The present invention is related to the purification of plasmid and other DNA.
The purification of plasmid DNA from bacterial lysates is a rate-limiting and time-consuming step in molecular biology. The preparation of plasmid DNA for cloning and other purposes generally follows the scheme established in Birnboim (1983, Methods in Enzymology 100:243-255) in which the cleared bacterial lysate is applied to a cesium chloride gradient and centrifuged for 4-24 hours. This is usually followed by the extraction and precipitation of the DNA to yield DNA that is sometimes, but not always, free of RNA, protein and chromosomal DNA. Other methods employing cleared lysates to prepare DNA of similar quality are ion exchange (Colpan et al., 1984, J. Chromatog. 296:339-353) and gel-filtration (Moreau et al., 1987, Analyt. Biochem. 166:188-193) high-performance methods. While these latter methods generally work well as alternatives for ScCl gradients, they require costly solvent delivery systems and the reprecipitation of the isolated DNA fractions since they usually contain salt or are too dilute, and are limited in the amount of DNA that can be prepared (&lt;500 .mu.g) per run. Since typically 1 liter cultures of E. coli yield &gt;2 mg of plasmid DNA plus much RNA and protein, the capacity of the high performance methods requires multiple cycles to process these quantities of DNA.
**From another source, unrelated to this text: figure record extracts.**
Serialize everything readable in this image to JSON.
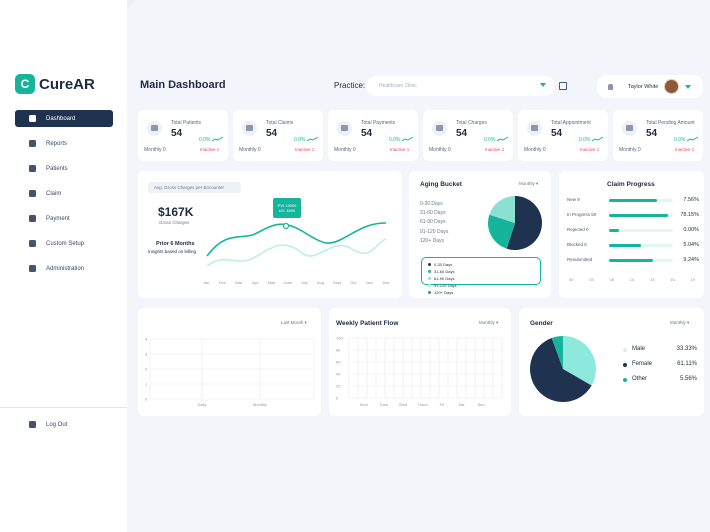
{
  "app": {
    "name": "CureAR",
    "logo_letter": "C"
  },
  "sidebar": {
    "items": [
      {
        "label": "Dashboard",
        "icon": "dashboard-icon",
        "active": true
      },
      {
        "label": "Reports",
        "icon": "report-icon"
      },
      {
        "label": "Patients",
        "icon": "patients-icon"
      },
      {
        "label": "Claim",
        "icon": "claim-icon"
      },
      {
        "label": "Payment",
        "icon": "payment-icon"
      },
      {
        "label": "Custom Setup",
        "icon": "gear-icon"
      },
      {
        "label": "Administration",
        "icon": "admin-icon"
      }
    ],
    "logout": "Log Out"
  },
  "header": {
    "title": "Main Dashboard",
    "practice_label": "Practice:",
    "practice_placeholder": "Healthcare Clinic",
    "user_name": "Taylor White"
  },
  "stats": [
    {
      "label": "Total Patients",
      "value": "54",
      "pct": "0.0%",
      "period": "Monthly 0",
      "status": "Inactive 1"
    },
    {
      "label": "Total Claims",
      "value": "54",
      "pct": "0.0%",
      "period": "Monthly 0",
      "status": "Inactive 1"
    },
    {
      "label": "Total Payments",
      "value": "54",
      "pct": "0.0%",
      "period": "Monthly 0",
      "status": "Inactive 1"
    },
    {
      "label": "Total Charges",
      "value": "54",
      "pct": "0.0%",
      "period": "Monthly 0",
      "status": "Inactive 1"
    },
    {
      "label": "Total Appointment",
      "value": "54",
      "pct": "0.0%",
      "period": "Monthly 0",
      "status": "Inactive 1"
    },
    {
      "label": "Total Pending Amount",
      "value": "54",
      "pct": "0.0%",
      "period": "Monthly 0",
      "status": "Inactive 1"
    }
  ],
  "gross": {
    "pill": "Avg. Gross Charges per Encounter",
    "amount": "$167K",
    "amount_sub": "Gross Charges",
    "prior": "Prior 6 Months",
    "insights": "Insights based on billing",
    "tooltip_1": "PVI 13000",
    "tooltip_2": "UV: 4000",
    "months": [
      "Jan",
      "Feb",
      "Mar",
      "Apr",
      "May",
      "June",
      "July",
      "Aug",
      "Sept",
      "Oct",
      "Nov",
      "Dec"
    ]
  },
  "aging": {
    "title": "Aging Bucket",
    "period": "Monthly",
    "buckets": [
      "0-30 Days",
      "31-60 Days",
      "61-90 Days",
      "91-120 Days",
      "120+ Days"
    ],
    "legend": [
      "0-30 Days",
      "31-60 Days",
      "61-90 Days",
      "91-120 Days",
      "120+ Days"
    ],
    "colors": [
      "#1f3350",
      "#16b59b",
      "#8ce0d2",
      "#b3ece3",
      "#4a8f86"
    ]
  },
  "claim_progress": {
    "title": "Claim Progress",
    "rows": [
      {
        "label": "New 9",
        "value": "7.56%",
        "pct": 0.75
      },
      {
        "label": "In Progress 50",
        "value": "78.15%",
        "pct": 0.92
      },
      {
        "label": "Rejected 0",
        "value": "0.00%",
        "pct": 0.15
      },
      {
        "label": "Blocked 6",
        "value": "5.04%",
        "pct": 0.5
      },
      {
        "label": "Resubmitted",
        "value": "9.24%",
        "pct": 0.68
      }
    ],
    "ticks": [
      "00",
      "03",
      "06",
      "10",
      "13",
      "16",
      "19"
    ]
  },
  "chart1": {
    "period": "Last Month",
    "yticks": [
      "4",
      "3",
      "2",
      "1",
      "0"
    ],
    "xlabels": [
      "Daily",
      "Monthly"
    ]
  },
  "weekly": {
    "title": "Weekly Patient Flow",
    "period": "Monthly",
    "yticks": [
      "100",
      "80",
      "60",
      "40",
      "20",
      "0"
    ],
    "days": [
      "Mon",
      "Tues",
      "Wed",
      "Thurs",
      "Fri",
      "Sat",
      "Sun"
    ]
  },
  "gender": {
    "title": "Gender",
    "period": "Monthly",
    "items": [
      {
        "label": "Male",
        "value": "33.33%",
        "color": "#e6e8ee"
      },
      {
        "label": "Female",
        "value": "61.11%",
        "color": "#1f3350"
      },
      {
        "label": "Other",
        "value": "5.56%",
        "color": "#16b59b"
      }
    ]
  },
  "chart_data": {
    "type": "pie",
    "title": "Gender",
    "categories": [
      "Male",
      "Female",
      "Other"
    ],
    "values": [
      33.33,
      61.11,
      5.56
    ]
  }
}
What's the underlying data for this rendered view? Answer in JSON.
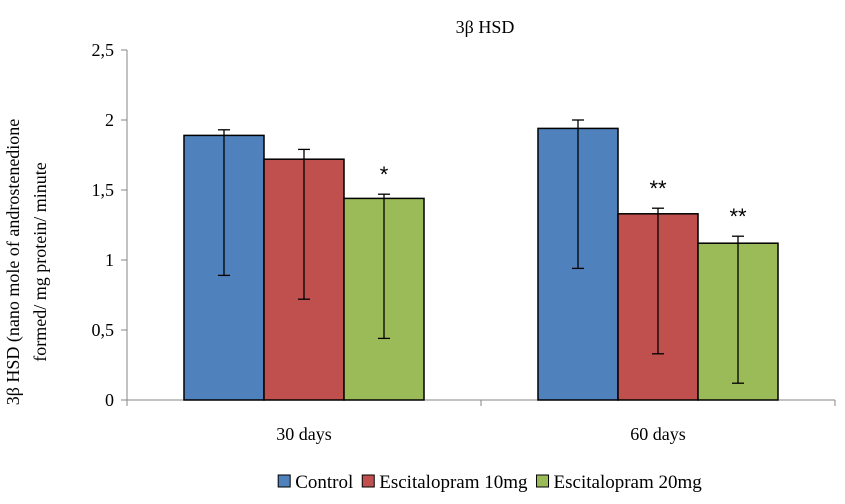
{
  "chart_data": {
    "type": "bar",
    "title": "3β HSD",
    "ylabel_lines": [
      "3β HSD (nano mole of androstenedione",
      "formed/ mg protein/ minute"
    ],
    "xlabel": "",
    "categories": [
      "30 days",
      "60 days"
    ],
    "series": [
      {
        "name": "Control",
        "color": "#4f81bd",
        "values": [
          1.89,
          1.94
        ],
        "err_high": [
          1.93,
          2.0
        ],
        "err_low": [
          0.89,
          0.94
        ],
        "annotations": [
          "",
          ""
        ]
      },
      {
        "name": "Escitalopram 10mg",
        "color": "#c0504d",
        "values": [
          1.72,
          1.33
        ],
        "err_high": [
          1.79,
          1.37
        ],
        "err_low": [
          0.72,
          0.33
        ],
        "annotations": [
          "",
          "**"
        ]
      },
      {
        "name": "Escitalopram 20mg",
        "color": "#9bbb59",
        "values": [
          1.44,
          1.12
        ],
        "err_high": [
          1.47,
          1.17
        ],
        "err_low": [
          0.44,
          0.12
        ],
        "annotations": [
          "*",
          "**"
        ]
      }
    ],
    "ylim": [
      0,
      2.5
    ],
    "yticks": [
      0,
      0.5,
      1,
      1.5,
      2,
      2.5
    ],
    "ytick_labels": [
      "0",
      "0,5",
      "1",
      "1,5",
      "2",
      "2,5"
    ],
    "grid": false,
    "legend_position": "bottom"
  }
}
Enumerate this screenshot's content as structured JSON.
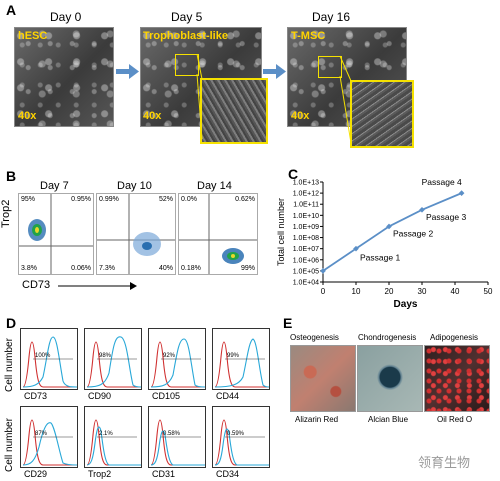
{
  "panels": {
    "a": "A",
    "b": "B",
    "c": "C",
    "d": "D",
    "e": "E"
  },
  "panel_a": {
    "days": [
      "Day 0",
      "Day 5",
      "Day 16"
    ],
    "image_labels": [
      "hESC",
      "Trophoblast-like",
      "T-MSC"
    ],
    "magnifications": [
      "40x",
      "40x",
      "40x"
    ],
    "label_color": "#ffd400",
    "arrow_color": "#5b8fc7"
  },
  "panel_b": {
    "days": [
      "Day 7",
      "Day 10",
      "Day 14"
    ],
    "y_axis": "Trop2",
    "x_axis": "CD73",
    "plots": [
      {
        "tl": "95%",
        "tr": "0.95%",
        "bl": "3.8%",
        "br": "0.06%"
      },
      {
        "tl": "0.99%",
        "tr": "52%",
        "bl": "7.3%",
        "br": "40%"
      },
      {
        "tl": "0.0%",
        "tr": "0.62%",
        "bl": "0.18%",
        "br": "99%"
      }
    ]
  },
  "chart_data": {
    "type": "line",
    "x": [
      0,
      10,
      20,
      30,
      42
    ],
    "y_log10": [
      5,
      7,
      9,
      10.5,
      12
    ],
    "xlabel": "Days",
    "ylabel": "Total cell number",
    "xlim": [
      0,
      50
    ],
    "ylim_log10": [
      4,
      13
    ],
    "log_scale": true,
    "x_ticks": [
      "0",
      "10",
      "20",
      "30",
      "40",
      "50"
    ],
    "y_ticks": [
      "1.0E+04",
      "1.0E+05",
      "1.0E+06",
      "1.0E+07",
      "1.0E+08",
      "1.0E+09",
      "1.0E+10",
      "1.0E+11",
      "1.0E+12",
      "1.0E+13"
    ],
    "annotations": [
      "Passage 1",
      "Passage 2",
      "Passage 3",
      "Passage 4"
    ],
    "color": "#5b8fc7",
    "grid": false
  },
  "panel_d": {
    "y_axis": "Cell number",
    "markers": [
      {
        "name": "CD73",
        "pct": "100%"
      },
      {
        "name": "CD90",
        "pct": "98%"
      },
      {
        "name": "CD105",
        "pct": "92%"
      },
      {
        "name": "CD44",
        "pct": "99%"
      },
      {
        "name": "CD29",
        "pct": "87%"
      },
      {
        "name": "Trop2",
        "pct": "2.1%"
      },
      {
        "name": "CD31",
        "pct": "0.58%"
      },
      {
        "name": "CD34",
        "pct": "0.59%"
      }
    ],
    "control_color": "#d03030",
    "sample_color": "#29a8d8"
  },
  "panel_e": {
    "titles": [
      "Osteogenesis",
      "Chondrogenesis",
      "Adipogenesis"
    ],
    "stains": [
      "Alizarin Red",
      "Alcian Blue",
      "Oil Red O"
    ]
  },
  "watermark": "领育生物"
}
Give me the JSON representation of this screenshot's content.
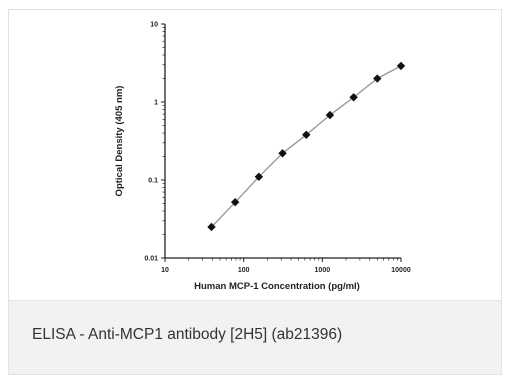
{
  "caption": "ELISA - Anti-MCP1 antibody [2H5] (ab21396)",
  "chart_data": {
    "type": "scatter",
    "title": "",
    "xlabel": "Human MCP-1 Concentration (pg/ml)",
    "ylabel": "Optical Density (405 nm)",
    "x_scale": "log",
    "y_scale": "log",
    "xlim": [
      10,
      10000
    ],
    "ylim": [
      0.01,
      10
    ],
    "x_ticks": [
      10,
      100,
      1000,
      10000
    ],
    "x_tick_labels": [
      "10",
      "100",
      "1000",
      "10000"
    ],
    "y_ticks": [
      0.01,
      0.1,
      1,
      10
    ],
    "y_tick_labels": [
      "0.01",
      "0.1",
      "1",
      "10"
    ],
    "grid": false,
    "marker": "diamond",
    "line": "connected",
    "colors": {
      "marker": "#111111",
      "line": "#9a9a9a",
      "axis": "#222222"
    },
    "series": [
      {
        "x": [
          39,
          78,
          156,
          312,
          625,
          1250,
          2500,
          5000,
          10000
        ],
        "values": [
          0.025,
          0.052,
          0.11,
          0.22,
          0.38,
          0.68,
          1.15,
          2.0,
          2.9
        ]
      }
    ]
  }
}
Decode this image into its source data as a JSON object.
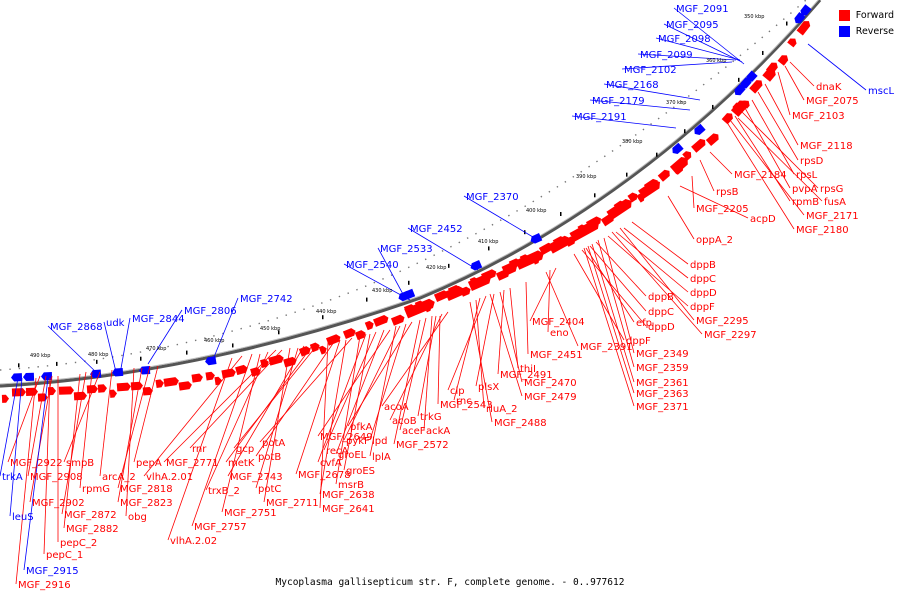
{
  "caption": "Mycoplasma gallisepticum str. F, complete genome. - 0..977612",
  "legend": [
    {
      "label": "Forward",
      "color": "#ff0000"
    },
    {
      "label": "Reverse",
      "color": "#0000ff"
    }
  ],
  "colors": {
    "forward": "#ff0000",
    "reverse": "#0000ff",
    "backbone": "#777777"
  },
  "scale_labels": [
    "350 kbp",
    "360 kbp",
    "370 kbp",
    "380 kbp",
    "390 kbp",
    "400 kbp",
    "410 kbp",
    "420 kbp",
    "430 kbp",
    "440 kbp",
    "450 kbp",
    "460 kbp",
    "470 kbp",
    "480 kbp",
    "490 kbp"
  ],
  "forward_labels": [
    "dnaK",
    "MGF_2075",
    "MGF_2103",
    "MGF_2118",
    "rpsD",
    "rpsL",
    "pvpA",
    "rpsG",
    "MGF_2184",
    "rpsB",
    "rpmB",
    "fusA",
    "MGF_2171",
    "MGF_2205",
    "acpD",
    "MGF_2180",
    "oppA_2",
    "dppB",
    "dppC",
    "dppD",
    "dppF",
    "dppB",
    "dppC",
    "dppD",
    "dppF",
    "MGF_2295",
    "MGF_2297",
    "efp",
    "MGF_2404",
    "eno",
    "MGF_2391",
    "MGF_2349",
    "MGF_2359",
    "MGF_2361",
    "MGF_2363",
    "MGF_2371",
    "MGF_2451",
    "thiI",
    "MGF_2491",
    "MGF_2470",
    "plsX",
    "MGF_2479",
    "clp",
    "rnc",
    "rluA_2",
    "MGF_2488",
    "acoA",
    "acoB",
    "trkG",
    "ackA",
    "aceF",
    "MGF_2543",
    "MGF_2572",
    "pfkA",
    "lpd",
    "pykF",
    "lplA",
    "MGF_2649",
    "groEL",
    "recA",
    "groES",
    "cvfA",
    "msrB",
    "potA",
    "MGF_2638",
    "MGF_2678",
    "potB",
    "MGF_2641",
    "gcp",
    "metK",
    "MGF_2743",
    "potC",
    "MGF_2711",
    "rnr",
    "MGF_2771",
    "trxB_2",
    "MGF_2751",
    "MGF_2757",
    "vlhA.2.01",
    "vlhA.2.02",
    "pepA",
    "MGF_2818",
    "MGF_2823",
    "obg",
    "arcA_2",
    "smpB",
    "rpmG",
    "MGF_2872",
    "MGF_2882",
    "MGF_2922",
    "MGF_2908",
    "MGF_2902",
    "pepC_2",
    "pepC_1",
    "MGF_2916"
  ],
  "reverse_labels": [
    "MGF_2091",
    "MGF_2095",
    "MGF_2098",
    "MGF_2099",
    "MGF_2102",
    "MGF_2168",
    "MGF_2179",
    "MGF_2191",
    "mscL",
    "MGF_2370",
    "MGF_2452",
    "MGF_2533",
    "MGF_2540",
    "MGF_2742",
    "MGF_2806",
    "MGF_2844",
    "udk",
    "MGF_2868",
    "trkA",
    "leuS",
    "MGF_2915"
  ]
}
It was discovered by Marko et al. (1981, Analyt. Biochem. 121:382-387) and Vogelstein et al. (1979, Proc. Nat. Acad. Sci. 76:615-619) that when DNA-containing extracts were applied in high concentrations of sodium iodide or sodium perchlorate, the DNA alone will bind to ground scintillation vials or ground GF/C glass fiber disks. RNA and protein do not bind. The bound DNA will elute eventually in water. It was also reported that DNA does not bind to and thus cannot be purified using other fine silicas such as silica gel and porous glass beads (Vogelstein, supra). A product, GENECLEAN.TM. (Bio 101, La Jolla, Calif.), is now commercially available for the purification of DNA which includes ground glass slurry, saturated NaI and 50% ethanol wash buffer.
Diatomaceous earth has been used for filtration, in chromatography and as an abrasive. With respect to DNA, diatomaceous earth has been used to separate cell wall fragments of Streptococcal cell lysates from which bacteriophages are prepared (Nugent et al., 1977, J. Virol. 21:1061-1073). No adsorption and release of DNA was involved. It has also been used in "nucleoprotein-Celite chromatography", which uses lysed nuclei adsorbed to Celite.RTM. (a commercial form of diatomaceous earth) and denaturing conditions and temperature to release the cellular DNA from the protein (S'Yakste et al., 1981. Mol. Biol. (Mosc.) 15:1321-1329; 1985, Mol. Biol. (Mosc.) 19:1231-1241). The protein itself is irreversibly adsorbed onto the Celite, while the nucleic acids do not interact with the Celite.
Thus, a method was still desired to rapidly and inexpensively separate and purify DNA that was also amenable to scale-up.